I rise to sum up the debate on the Financial Sector Legislation Amendment (Crisis Resolution Powers and Other Measures) Bill 2017. I thank senators for their contributions to the debate.

The robust economic management and effective regulatory reform undertaken by the Howard government prepared us for the impact of the global financial crisis. Australia managed to avoid the devastating impact felt overseas, but we cannot rest on our laurels. Successive reviews, including the Murray financial system inquiry, have made the case that our crisis management powers need to be strengthened.

The lessons from the international experience of the global financial crisis have taught us that regulators need powerful, flexible and timely tools to resolve financial institutions in distress. Even though APRA, the Australian Prudential Regulation Authority, has a reasonable toolkit to deal with these crises, there are deficiencies that need to be addressed to ensure it has the right tools available, should the need arise.

The bill before the Senate has two core themes: resolution planning before a crisis and resolution powers managing a crisis. The first core theme, resolution planning, refers to the process of banks and insurers working with APRA to ensure that they are ready for stress events. While APRA puts considerable effort into resolution planning, the legislative framework does not give APRA clear powers to make prudential standards for resolution. The bill addresses this shortcoming. As a result of the amendments in this bill, there will be a substantial reduction of the impact on the wider financial system and of the cost to taxpayers of a stress event.
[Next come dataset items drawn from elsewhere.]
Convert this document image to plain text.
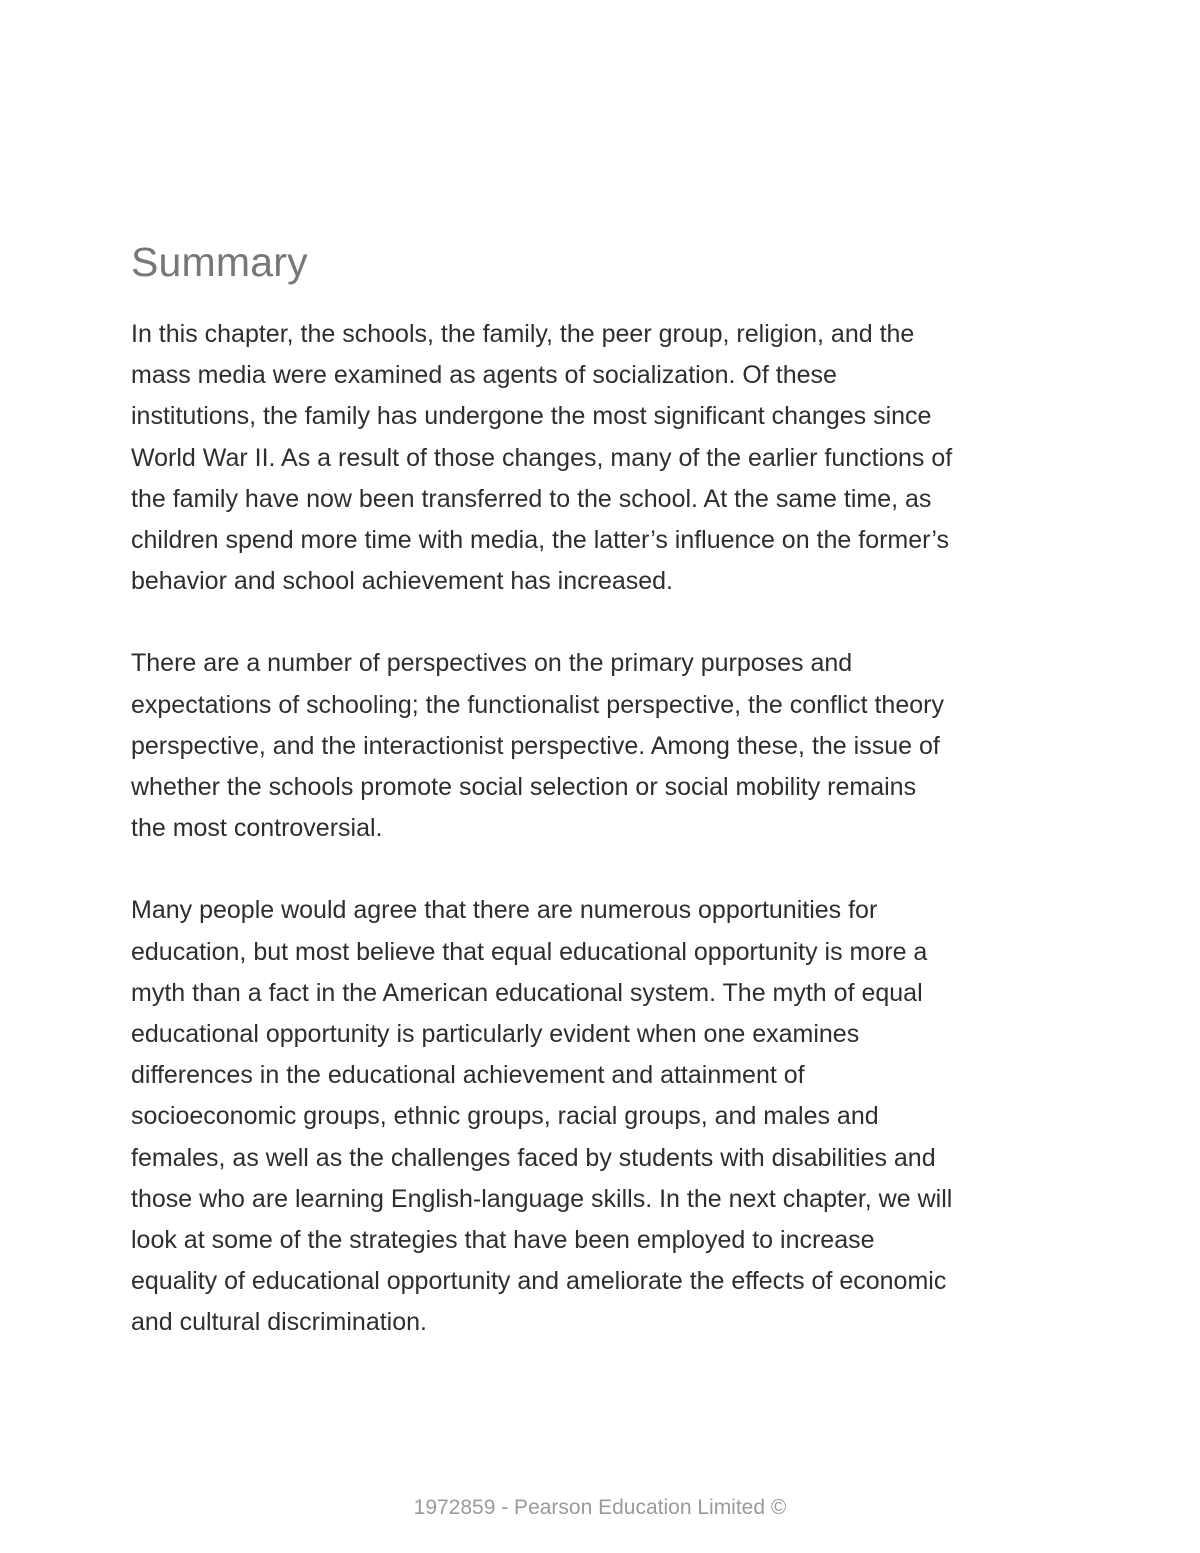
Summary

In this chapter, the schools, the family, the peer group, religion, and the
mass media were examined as agents of socialization. Of these
institutions, the family has undergone the most significant changes since
World War II. As a result of those changes, many of the earlier functions of
the family have now been transferred to the school. At the same time, as
children spend more time with media, the latter’s influence on the former’s
behavior and school achievement has increased.

There are a number of perspectives on the primary purposes and
expectations of schooling; the functionalist perspective, the conflict theory
perspective, and the interactionist perspective. Among these, the issue of
whether the schools promote social selection or social mobility remains
the most controversial.

Many people would agree that there are numerous opportunities for
education, but most believe that equal educational opportunity is more a
myth than a fact in the American educational system. The myth of equal
educational opportunity is particularly evident when one examines
differences in the educational achievement and attainment of
socioeconomic groups, ethnic groups, racial groups, and males and
females, as well as the challenges faced by students with disabilities and
those who are learning English-language skills. In the next chapter, we will
look at some of the strategies that have been employed to increase
equality of educational opportunity and ameliorate the effects of economic
and cultural discrimination.

1972859 - Pearson Education Limited ©
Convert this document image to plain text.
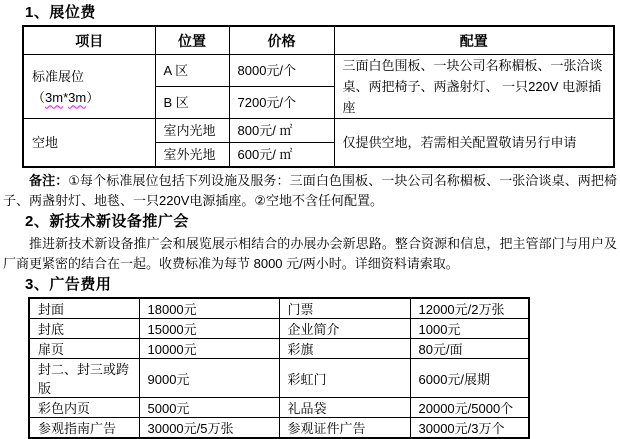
1、展位费
项目	位置	价格	配置
标准展位（3m*3m）	A 区	8000元/个	三面白色围板、一块公司名称楣板、一张洽谈桌、两把椅子、两盏射灯、 一只220V 电源插座
	B 区	7200元/个	
空地	室内光地	800元/ ㎡	仅提供空地，若需相关配置敬请另行申请
	室外光地	600元/ ㎡	

备注：①每个标准展位包括下列设施及服务：三面白色围板、一块公司名称楣板、一张洽谈桌、两把椅子、两盏射灯、地毯、一只220V电源插座。②空地不含任何配置。

2、新技术新设备推广会

推进新技术新设备推广会和展览展示相结合的办展办会新思路。整合资源和信息，把主管部门与用户及厂商更紧密的结合在一起。收费标准为每节 8000 元/两小时。详细资料请索取。

3、广告费用
封面	18000元	门票	12000元/2万张
封底	15000元	企业简介	1000元
扉页	10000元	彩旗	80元/面
封二、封三或跨版	9000元	彩虹门	6000元/展期
彩色内页	5000元	礼品袋	20000元/5000个
参观指南广告	30000元/5万张	参观证件广告	30000元/3万个
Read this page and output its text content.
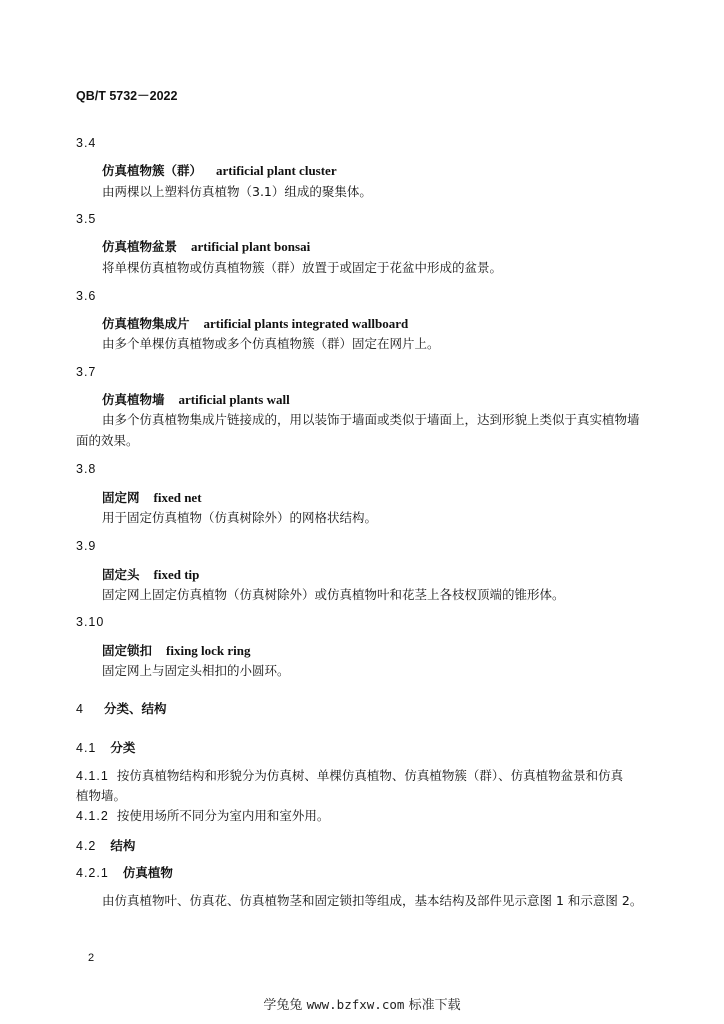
QB/T 5732－2022
3.4
仿真植物簇（群） artificial plant cluster
由两棵以上塑料仿真植物（3.1）组成的聚集体。
3.5
仿真植物盆景 artificial plant bonsai
将单棵仿真植物或仿真植物簇（群）放置于或固定于花盆中形成的盆景。
3.6
仿真植物集成片 artificial plants integrated wallboard
由多个单棵仿真植物或多个仿真植物簇（群）固定在网片上。
3.7
仿真植物墙 artificial plants wall
由多个仿真植物集成片链接成的，用以装饰于墙面或类似于墙面上，达到形貌上类似于真实植物墙
面的效果。
3.8
固定网 fixed net
用于固定仿真植物（仿真树除外）的网格状结构。
3.9
固定头 fixed tip
固定网上固定仿真植物（仿真树除外）或仿真植物叶和花茎上各枝杈顶端的锥形体。
3.10
固定锁扣 fixing lock ring
固定网上与固定头相扣的小圆环。
4 分类、结构
4.1 分类
4.1.1 按仿真植物结构和形貌分为仿真树、单棵仿真植物、仿真植物簇（群）、仿真植物盆景和仿真
植物墙。
4.1.2 按使用场所不同分为室内用和室外用。
4.2 结构
4.2.1 仿真植物
由仿真植物叶、仿真花、仿真植物茎和固定锁扣等组成，基本结构及部件见示意图 1 和示意图 2。
2
学兔兔 www.bzfxw.com 标准下载
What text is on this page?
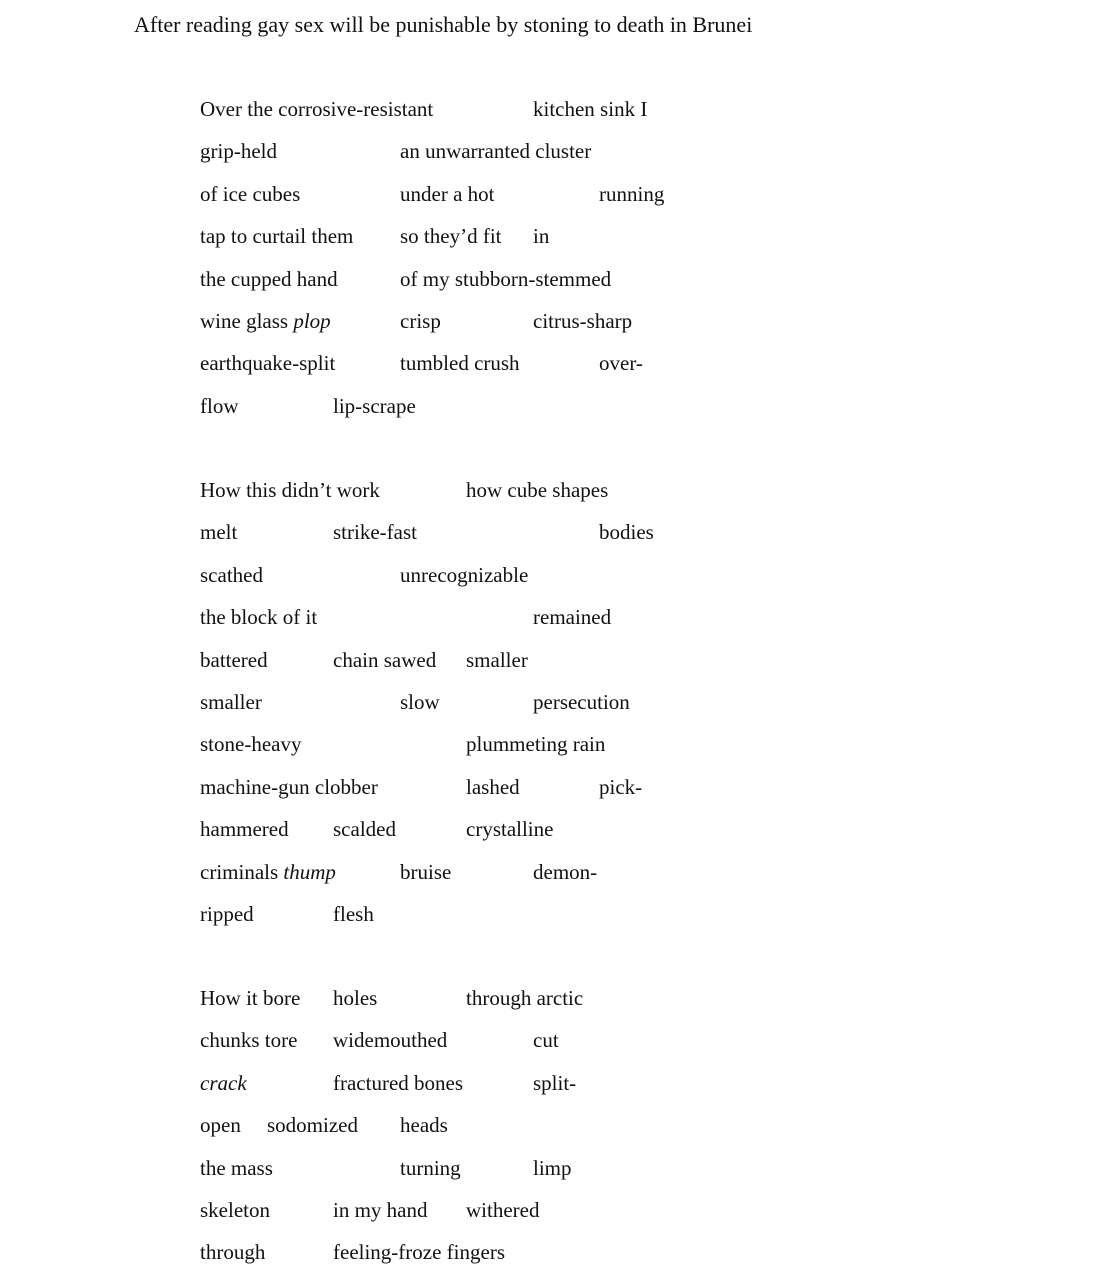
After reading gay sex will be punishable by stoning to death in Brunei
Over the corrosive-resistant	kitchen sink I
grip-held	an unwarranted cluster
of ice cubes	under a hot	running
tap to curtail them so they’d fit in
the cupped hand	of my stubborn-stemmed
wine glass plop	crisp	citrus-sharp
earthquake-split	tumbled crush	over-
flow	lip-scrape
How this didn’t work	how cube shapes
melt	strike-fast	bodies
scathed	unrecognizable
the block of it	remained
battered	chain sawed smaller
smaller	slow	persecution
stone-heavy	plummeting rain
machine-gun clobber	lashed	pick-
hammered scalded	crystalline
criminals thump	bruise	demon-
ripped	flesh
How it bore holes	through arctic
chunks tore widemouthed	cut
crack	fractured bones	split-
open sodomized heads
the mass	turning	limp
skeleton	in my hand withered
through	feeling-froze fingers
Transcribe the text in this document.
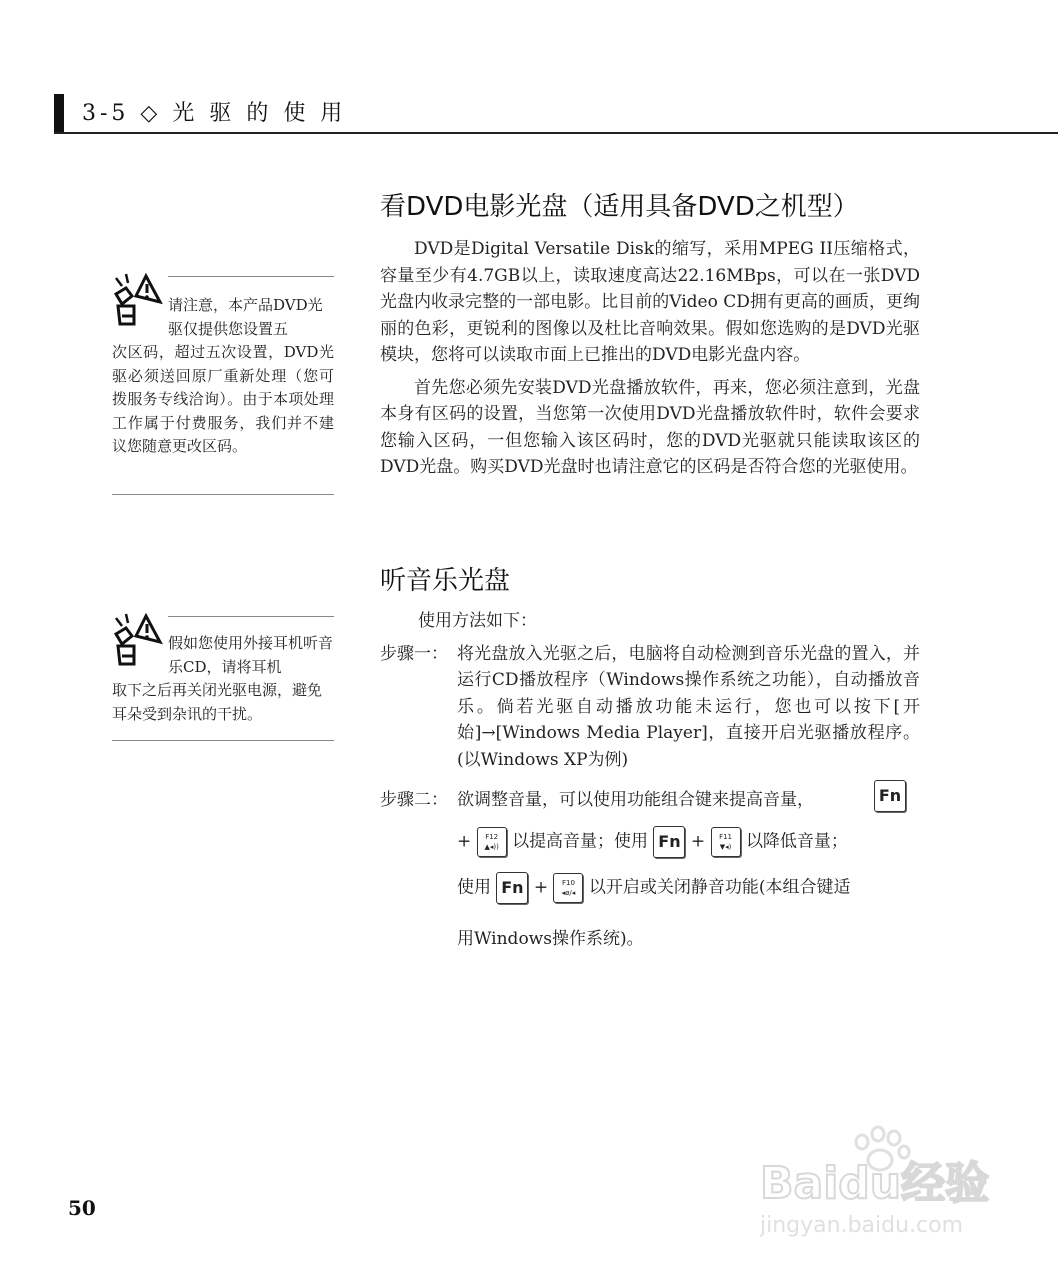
3-5 ◇ 光 驱 的 使 用
看DVD电影光盘（适用具备DVD之机型）

DVD是Digital Versatile Disk的缩写，采用MPEG II压缩格式，容量至少有4.7GB以上，读取速度高达22.16MBps，可以在一张DVD光盘内收录完整的一部电影。比目前的Video CD拥有更高的画质，更绚丽的色彩，更锐利的图像以及杜比音响效果。假如您选购的是DVD光驱模块，您将可以读取市面上已推出的DVD电影光盘内容。

首先您必须先安装DVD光盘播放软件，再来，您必须注意到，光盘本身有区码的设置，当您第一次使用DVD光盘播放软件时，软件会要求您输入区码，一但您输入该区码时，您的DVD光驱就只能读取该区的DVD光盘。购买DVD光盘时也请注意它的区码是否符合您的光驱使用。

请注意，本产品DVD光驱仅提供您设置五
次区码，超过五次设置，DVD光驱必须送回原厂重新处理（您可拨服务专线洽询）。由于本项处理工作属于付费服务，我们并不建议您随意更改区码。
听音乐光盘
使用方法如下：
步骤一： 将光盘放入光驱之后，电脑将自动检测到音乐光盘的置入，并运行CD播放程序（Windows操作系统之功能），自动播放音乐。倘若光驱自动播放功能未运行，您也可以按下[开始]→[Windows Media Player]，直接开启光驱播放程序。(以Windows XP为例)
步骤二： 欲调整音量，可以使用功能组合键来提高音量，	Fn
+ F12
▲◂)) 以提高音量；使用 Fn + F11
▼◂) 以降低音量；
使用 Fn + F10
◂ø/◂ 以开启或关闭静音功能(本组合键适
用Windows操作系统)。
假如您使用外接耳机听音乐CD，请将耳机
取下之后再关闭光驱电源，避免耳朵受到杂讯的干扰。
50	Baidu经验
jingyan.baidu.com
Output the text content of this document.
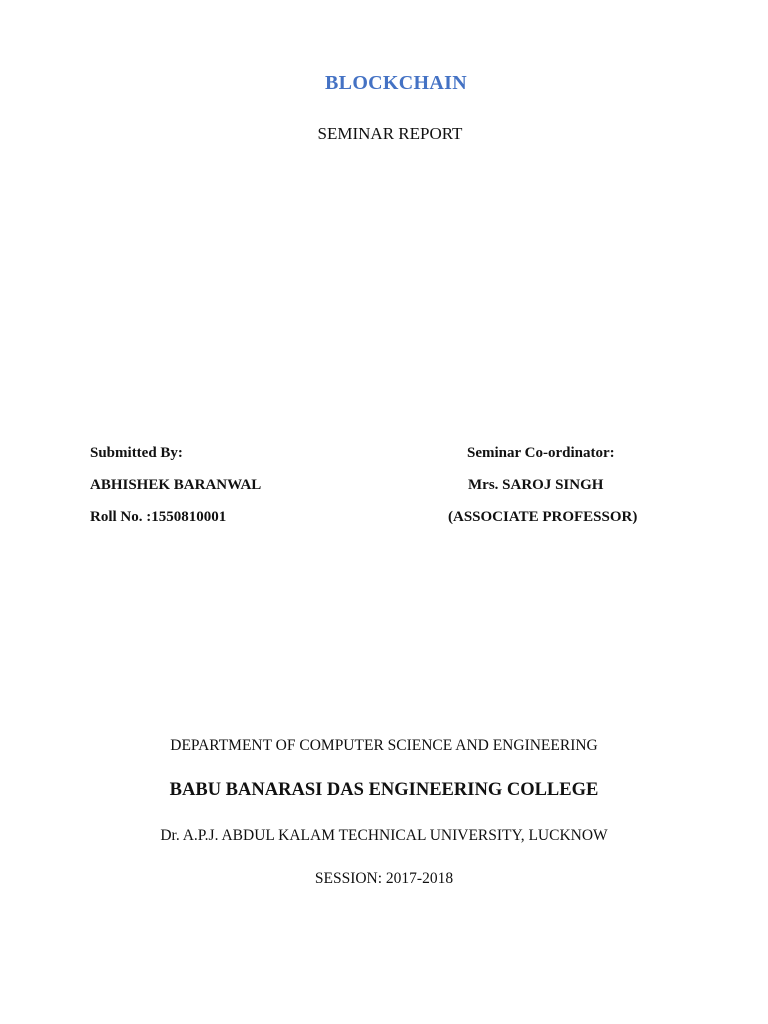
BLOCKCHAIN
SEMINAR REPORT
Submitted By:
ABHISHEK BARANWAL
Roll No. :1550810001
Seminar Co-ordinator:
Mrs. SAROJ SINGH
(ASSOCIATE PROFESSOR)
DEPARTMENT OF COMPUTER SCIENCE AND ENGINEERING
BABU BANARASI DAS ENGINEERING COLLEGE
Dr. A.P.J. ABDUL KALAM TECHNICAL UNIVERSITY, LUCKNOW
SESSION: 2017-2018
The second core theme, resolution powers, refers to the tools that APRA can use to deal with distressed institutions and their groups. This bill strengthens APRA's toolkit by making amendments to:

enhance APRA's statutory and judicial management regimes—

which apply to a bank or insurer and their group companies—

to ensure their effective operation in a crisis;

enhance the scope and efficacy of APRA's existing directions powers—

which require banks and insurers to address prudential issues;

improve APRA's ability to implement a—

compulsory transfer of a business of a regulated entity;

ensure the effective conversion and write-off of capital instruments to which the conversion and write-off provisions in APRA's prudential standards apply;

enhance stay provisions and ensure that the exercise of APRA's powers does not trigger certain rights in the contracts of relevant entities within the same group;

enhance APRA's ability to respond when an Australian branch of a foreign regulated entity (foreign branch) may be in distress;

enhance the efficiency and operation of the Financial Claims Scheme and ensure that it supports the crisis resolution framework; and

enhance and simplify APRA's powers in relation to the wind-up or external administration of regulated entities under the Industry Acts, and other related matters.

In totality, these amendments will significantly strengthen APRA's capabilities as a resolution authority, accompanying its traditional core role as a prudential supervisor. They will ensure that Australia keeps up with international best practice for crisis management. While no-one wants to see the day that a bank or insurer is in distress, through this bill we are taking important steps to safeguard the financial system for the wellbeing of the people of Australia, and I commend the bill to the Senate.